I believe that all systems should allow manual takeover especially on landing without having this issue especially if my throttle is at the minimum position after touchdown. Throttle control should be able to override all automated wishes and desires. 

Am I missing something here with my logic, any thoughts from the community? Jack did you get anything back from 3DR?

Cheers,   

That stuff doesn't make sense. No need to explain since you already have. Quads live in the real world and take off and land from all kinds of surfaces. If a surface is angled too much some models may tip over - but that's not a flip and I really doubt it happens at 10 or 12 degrees. The Solo, after all, has a fairly wide stance :-)

I doubt that the 100's of thousands of Parrots, Walkers, APM machines, DJI and Yuneecs do the same thing. If so, I haven't heard of it. 

As I said earlier, anecdotal evidence shows that the Solo is very prone to not knowing about landing, resulting in flips and drifting away, etc.
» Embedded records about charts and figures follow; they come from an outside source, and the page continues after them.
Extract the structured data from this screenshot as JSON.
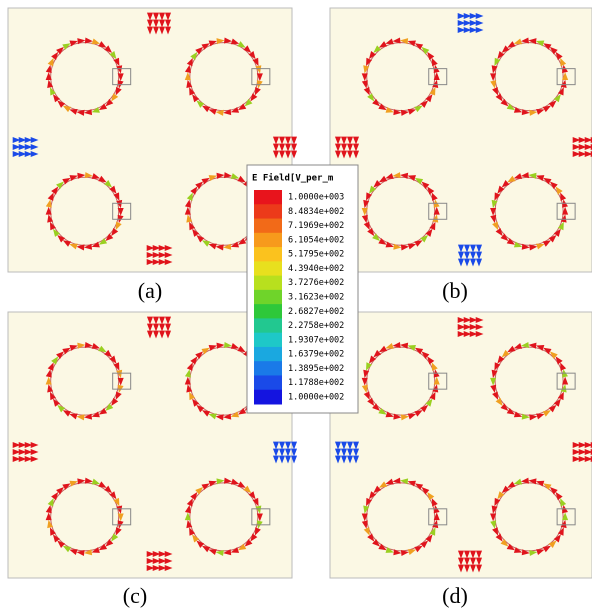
{
  "legend": {
    "title": "E Field[V_per_m",
    "labels": [
      "1.0000e+003",
      "8.4834e+002",
      "7.1969e+002",
      "6.1054e+002",
      "5.1795e+002",
      "4.3940e+002",
      "3.7276e+002",
      "3.1623e+002",
      "2.6827e+002",
      "2.2758e+002",
      "1.9307e+002",
      "1.6379e+002",
      "1.3895e+002",
      "1.1788e+002",
      "1.0000e+002"
    ],
    "colors": [
      "#e8141c",
      "#ec3a1a",
      "#f26a18",
      "#f79a1c",
      "#fbc21e",
      "#e8e01e",
      "#b8e01e",
      "#6fd42a",
      "#2ec83a",
      "#22c890",
      "#1ec8c8",
      "#1aa8e0",
      "#1a7ae8",
      "#1a4ae8",
      "#1414e0"
    ]
  },
  "panels": [
    {
      "label": "(a)"
    },
    {
      "label": "(b)"
    },
    {
      "label": "(c)"
    },
    {
      "label": "(d)"
    }
  ]
}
I don't think you can solve the problem easily. 

@Craig Issod. You haven't heard of any others because you only concentrate on the few Solo's and ignore everything you don't want to see,  make it up as you go along and dare I say lie. You've demonstrated time and again you know nothing technically and only have a vendetta against 3DR. That's it in a nutshell.

Phantoms are well known for tipping over and crappy landings. That's why so many catch them in the air. Now the Follow Me mode is causing flyaways and crashes. Oh you didn't know about that? Yes Craig, it's another DJI flight code bug. No doubt you'll do a complete research article on it and make 1000 posts at RCG.

Ever see a Yuneec Q500 land? Bounce. Bounce. Bounce.